Quando ho letto quel titolo, il mio pensiero è stato “Ma che cosa si è fumato Vegas?” Poi sono andato a leggere l’articolo, e ho capito che a fumarsi qualcosa (roba pessima) è stato il titolista. Secondo la legge italiana, infatti, un’OPA (Offerta Pubblica d’Acquisto) è obbligatoria se un azionista supera il 30% di quota dell’azienda. Ora, Telco ha circa il 22% delle azioni Telecom, e Telefonica ha sicuramente meno del 2% delle azioni Telecom per conto suo. Quindi obblighi di OPA non ce ne possono essere, e non c’è nulla da verificare. E questo è quanto Vegas ha in effetti detto.
Ora, questi concetti potrebbero non essere noti alla casalinga di Voghera, che magari non sa nemmeno cosa sia un’OPA; ma si spera che il titolista del secondo quotidiano d’Italia questo lo sappia. E allora perché scrivere un titolo insensato, senza neppure che si stia parlando di Berlusconi?
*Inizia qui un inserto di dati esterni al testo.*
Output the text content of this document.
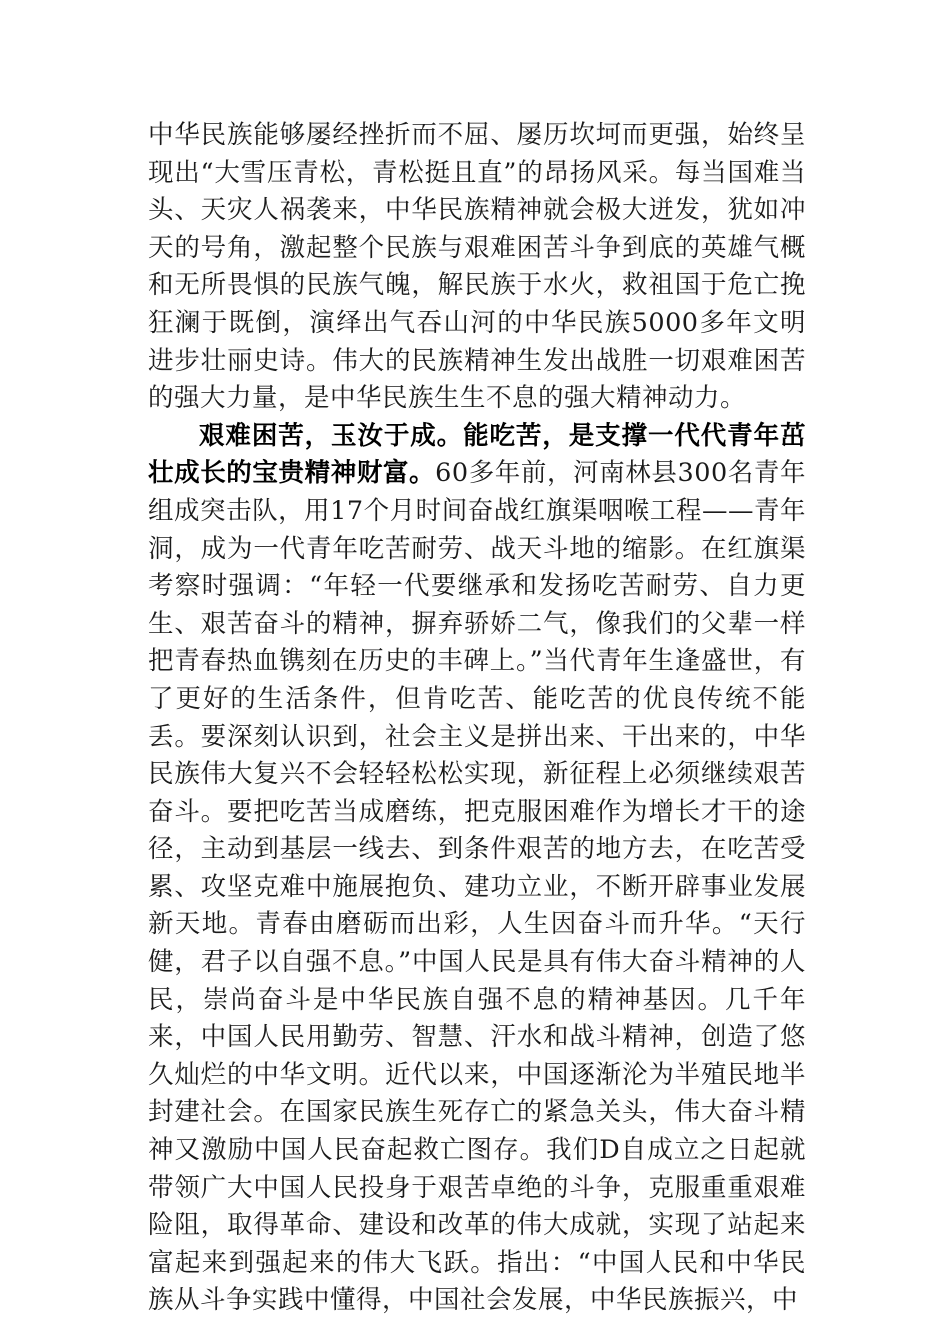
中华民族能够屡经挫折而不屈、屡历坎坷而更强，始终呈现出“大雪压青松，青松挺且直”的昂扬风采。每当国难当头、天灾人祸袭来，中华民族精神就会极大迸发，犹如冲天的号角，激起整个民族与艰难困苦斗争到底的英雄气概和无所畏惧的民族气魄，解民族于水火，救祖国于危亡挽狂澜于既倒，演绎出气吞山河的中华民族5000多年文明进步壮丽史诗。伟大的民族精神生发出战胜一切艰难困苦的强大力量，是中华民族生生不息的强大精神动力。

艰难困苦，玉汝于成。能吃苦，是支撑一代代青年茁壮成长的宝贵精神财富。60多年前，河南林县300名青年组成突击队，用17个月时间奋战红旗渠咽喉工程——青年洞，成为一代青年吃苦耐劳、战天斗地的缩影。在红旗渠考察时强调：“年轻一代要继承和发扬吃苦耐劳、自力更生、艰苦奋斗的精神，摒弃骄娇二气，像我们的父辈一样把青春热血镌刻在历史的丰碑上。”当代青年生逢盛世，有了更好的生活条件，但肯吃苦、能吃苦的优良传统不能丢。要深刻认识到，社会主义是拼出来、干出来的，中华民族伟大复兴不会轻轻松松实现，新征程上必须继续艰苦奋斗。要把吃苦当成磨练，把克服困难作为增长才干的途径，主动到基层一线去、到条件艰苦的地方去，在吃苦受累、攻坚克难中施展抱负、建功立业，不断开辟事业发展新天地。青春由磨砺而出彩，人生因奋斗而升华。“天行健，君子以自强不息。”中国人民是具有伟大奋斗精神的人民，崇尚奋斗是中华民族自强不息的精神基因。几千年来，中国人民用勤劳、智慧、汗水和战斗精神，创造了悠久灿烂的中华文明。近代以来，中国逐渐沦为半殖民地半封建社会。在国家民族生死存亡的紧急关头，伟大奋斗精神又激励中国人民奋起救亡图存。我们D自成立之日起就带领广大中国人民投身于艰苦卓绝的斗争，克服重重艰难险阻，取得革命、建设和改革的伟大成就，实现了站起来富起来到强起来的伟大飞跃。指出：“中国人民和中华民族从斗争实践中懂得，中国社会发展，中华民族振兴，中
Ultimo aggiornamento: 2013-09-26 09:42

l’internazionalismo italiano

In India il partito del Congresso ha deciso di creare un nuovo stato, il Telangana, suddividendo l’Andhra Pradesh. Gli abitanti della parte dell’Andhra Pradesh rimasto, che si troverebbero senza capitale (Hyderabad resterebbe nel territorio del Telangana, anche se per dieci anni sarebbe una “capitale condivisa”: la cosa non è banale, perchè Hyderabad è la sesta città dell’India, ha per esempio il quartier generale indiano di Facebook), sono insorti come avevano già fatto nel 2009; ma sono corsi e ricorsi storici, perché il Telangana era stato unito all’Andhra cinquant’anni fa tra le proteste dei suoi abitanti. Insomma, la situazione è piuttosto pesante.
Però se uno legge i quotidiani italiani, almeno quelli online, non sa nulla. Ho controllato le sezioni Esteri di Corriere, Repubblica, Stampa, Messaggero (no, loro non hanno una sezione esteri), Giornale, Libero, Padania. Zero. Di notizie da quelle parti c’è solo quella dello show pakistano che dà in premio neonati – notizia di cui per esempio non v’è traccia sul Guardian. Ah, sì: c’è un flash sull’India nel sito del Corriere: questo. Abbiamo titoloni su Berlusconi che dice sempre le stesse cose, titoloni su Marchionne che dice sempre le stesse cose, titoloni su Manning dichiarato colpevole (perché se si parla di USA allora sì che siamo internazionali): punto.
Una cosa minimale sul declino totale italiano: stamattina sono andato a vedere la voce di Wikipedia sul Telangana. La versione inglese era semiprotetta perché anche da loro si scambia un’enciclopedia con un sito di cronaca; c’erano versioni in una ventina di lingue, tutte le principali del mondo… tranne quella italiana. Probabilmente chi lavora su it.wiki era troppo preoccupato ad aggiornare le voci sul calciomercato. (Per la cronaca, per la prima volta da penso un anno a questa parte ho aggiunto una voce: giusto un abbozzo, ma almeno se per sbaglio qualche italiofono passa di là sa da dove partire)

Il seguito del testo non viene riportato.